Como he comentado en varias ocasiones, nunca he sido una gran estudiante y esto no cambió en esta nueva etapa. 

Al terminar lo que entonces era COU (¡qué mayorcita me siento cuando digo estas cosas!), no tenía nada claro lo que quería estudiar. Tanteaba entre ADE y Derecho supongo porque era lo que haría la mayoría y, obviamente, era donde mejor iba a pasar desapercibida, ¿no?
De hecho yo no quería estudiar, yo quería aprender. Porque a mí lo que me gusta es aprender. Y si puede ser por mi cuenta, mejor. 

Si me preguntaban lo que quería estudiar, yo decía: idiomas. Me imaginaba una vida muy feliz aprendiendo idiomas y haciendo voluntariados. El detalle de tener que ganar dinero se me debió pasar por alto en ese momento. 
Paréntesis: qué pena que no me diera cuenta de lo feliz que me hacía ser voluntaria y que podría haber estudiado algo relacionado con eso. 

Como tenía que estudiar una carrera sí o sí, porque sí, sin opción, porque es lo que tocaba… Y como mis notas eran bastante justitas, entré a Filología Alemana en la Universitat de Barcelona. Sin saber alemán, ¡pero me parecía un idioma tan divertido! (cada una se divierte con lo que quiere).
Hice un cursillo intensivo en verano y empecé la universidad. Clases en alemán sin enterarme de la mitad y aulas llenas de gente.
Dejé la carrera en el segundo curso. Lo que más me ahogaba era estar con tanta gente en una clase. La parte de no entender el idioma seguía siendo divertida y cada día entendía algo más. Me chiflan los retos, así que estaba encantada en ese sentido.

Como parece que seguía teniendo esa obligación vital (con consecuencias peores que romper una cadena de esas que te mandaban por correo) de tener que estudiar una carrera, decidí que quería entrar a Traducción e Interpretación. Así podía seguir con ese idioma tanto me gustaba, con esa melodía que me enamora (no es ironía, lo digo en serio, me encanta cómo suena el Deutsch). 

Me dijeron que necesitaba un nivel muy alto para las pruebas de acceso. Así que sin dudarlo, con mis 19 añitos me compré un billete de avión para ir a Bonn a aprender alemán. Elegí el destino en la agencia de viajes, literalmente a dedo y a una distancia prudencial de donde vivía mi prima. 
Yo soy mi madre y muero del susto si me aparece la “niña” con un billete de ida diciendo “me voy a Alemania a aprender alemán”. 

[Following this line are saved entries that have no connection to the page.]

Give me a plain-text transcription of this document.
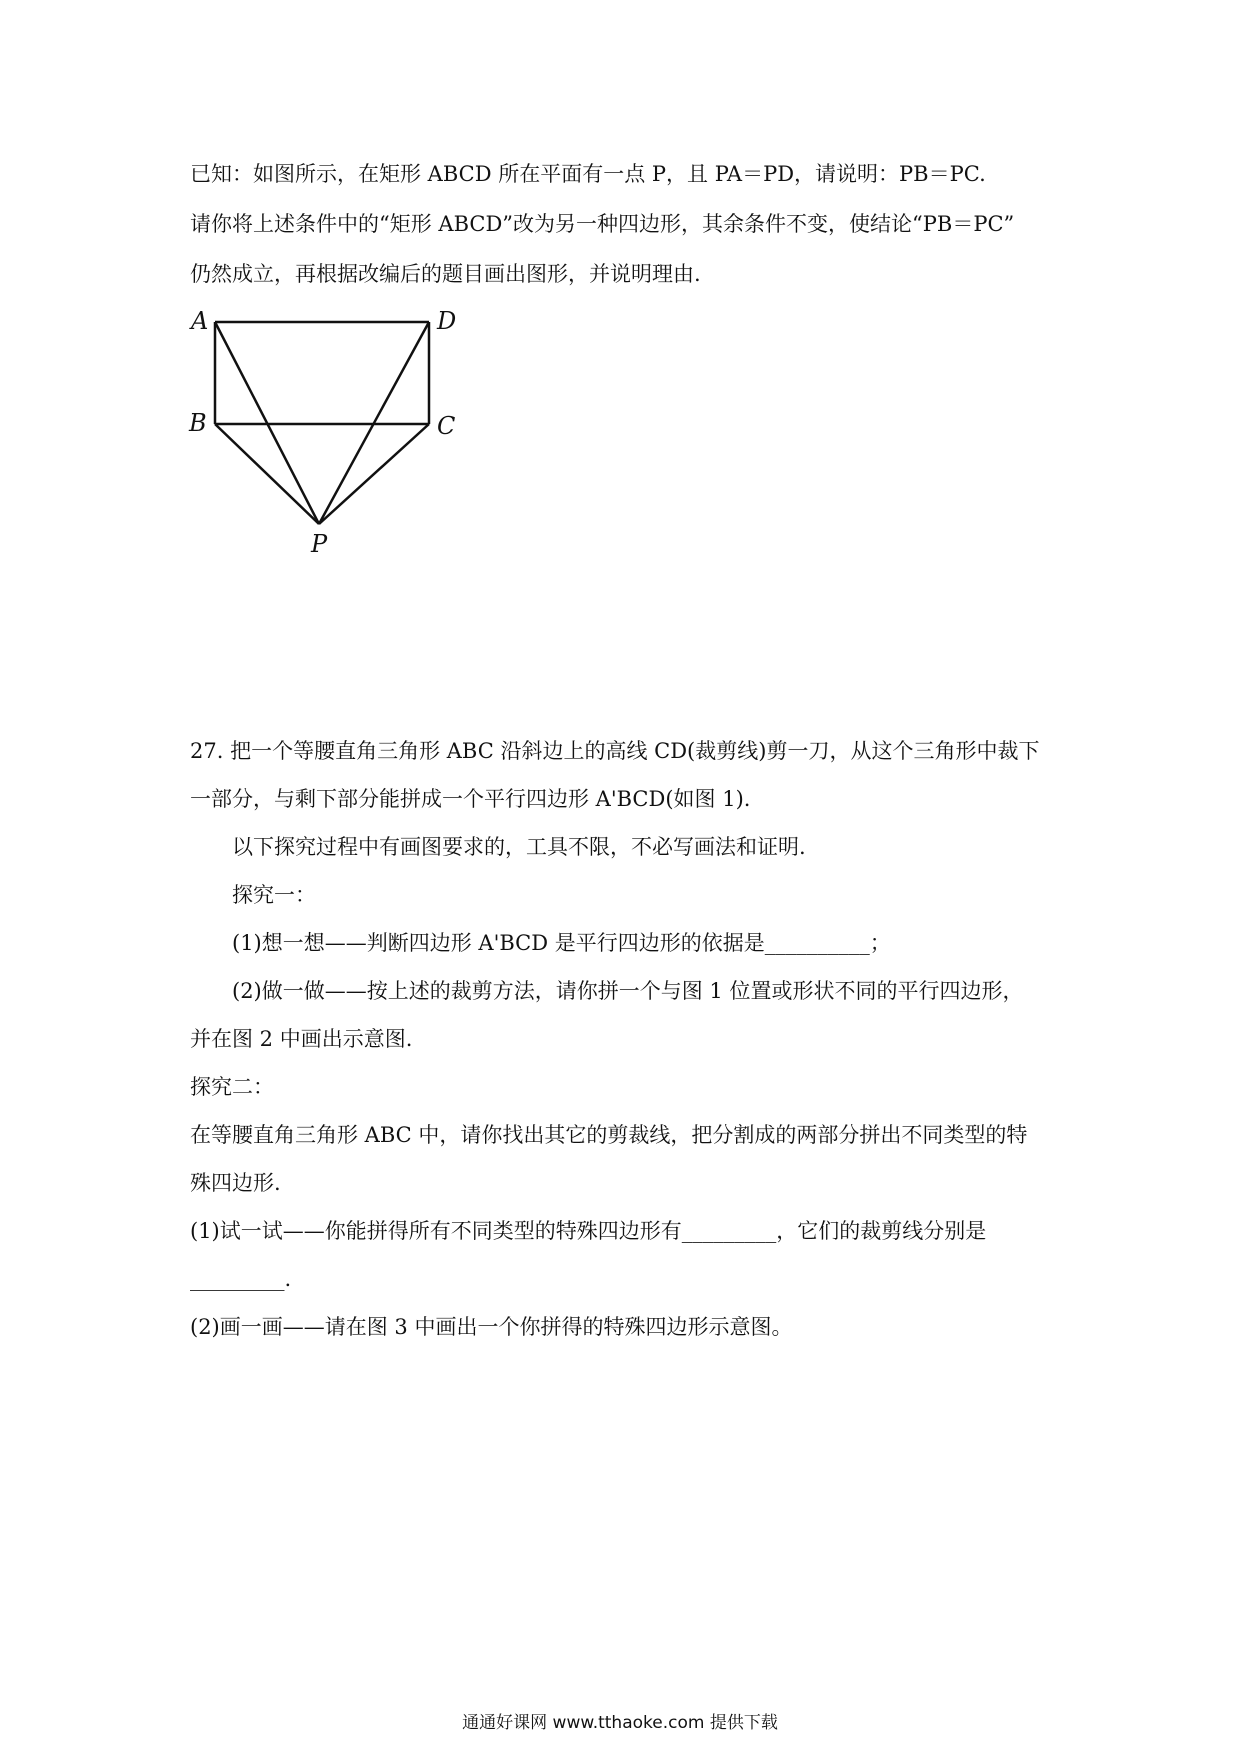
已知：如图所示，在矩形 ABCD 所在平面有一点 P，且 PA＝PD，请说明：PB＝PC.
请你将上述条件中的“矩形 ABCD”改为另一种四边形，其余条件不变，使结论“PB＝PC”
仍然成立，再根据改编后的题目画出图形，并说明理由.
A	D
B	C
P
27. 把一个等腰直角三角形 ABC 沿斜边上的高线 CD(裁剪线)剪一刀，从这个三角形中裁下
一部分，与剩下部分能拼成一个平行四边形 A'BCD(如图 1).
以下探究过程中有画图要求的，工具不限，不必写画法和证明.
探究一：
(1)想一想——判断四边形 A'BCD 是平行四边形的依据是__________；
(2)做一做——按上述的裁剪方法，请你拼一个与图 1 位置或形状不同的平行四边形，
并在图 2 中画出示意图.
探究二：
在等腰直角三角形 ABC 中，请你找出其它的剪裁线，把分割成的两部分拼出不同类型的特
殊四边形.
(1)试一试——你能拼得所有不同类型的特殊四边形有_________，它们的裁剪线分别是
_________.
(2)画一画——请在图 3 中画出一个你拼得的特殊四边形示意图。
通通好课网 www.tthaoke.com 提供下载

Estuve unos 6 meses en Bonn, donde estudié en una escuela pública de alemán para inmigrantes (conocí a personas extraordinarias con grandes historias a sus espaldas) mientras fregaba platos en una Pizza Hut (lo prefería a estar cara al público, qué raro, ¿verdad? Esto último sí que es ironía).
Al volver hice las pruebas de acceso y entré en la Universitat Autònoma de Barcelona.  

Duré otros dos años en la carrera de Traducción e Interpretación (de Alemán e inglés al Castellano y al Catalán), con Erasmus incluido 1 año en Berlín, donde por primera vez saqué buenas notas. En la Humboldt Universität funcionaba por proyectos y eran grupos muy reducidos… ¿Será eso lo que yo necesitaba?

Empecé las prácticas en una empresa. Meses después me contrataron y ya no seguí estudiando, por los motivos de siempre (desmotivación, angustias, etc).

Lo mejor que me llevé de esta segunda experiencia fueron algunos amigos que a día de hoy siguen formando parte de mi vida aunque pasen años sin vernos… incluso 20 años.  Lo pasamos realmente bien y podía ser todo lo excéntrica o “payasa” que quisiera, porque todos lo éramos bastante.

Resumen: Dos carreras sin terminar. Nunca me he sentido culpable ni menos profesional por ello. Aunque sí me he sentido muy juzgada y mal valorada, en mi entorno, por no tener una carrera, por ser una mala estudiante o por vaga. Me he sentido (o me han hecho sentir) menos válida por el hecho de no tener un “título” que parece que, a ojos de muchas personas, tiene superpoderes para darte más y mejores capacidades (ironía de nuevo). 
A mis 40 años creo que he conseguido sacarme esa losa de encima. Pesaba bastante. 

Hasta aquí mis recuerdos de una chica neurodivergente en la universidad.

Una vez más, quiero agradecer mucho a los que han valorado mis capacidades sin etiquetar y que, gracias a ellos y a mucho esfuerzo, he ido logrando lo que me he propuesto.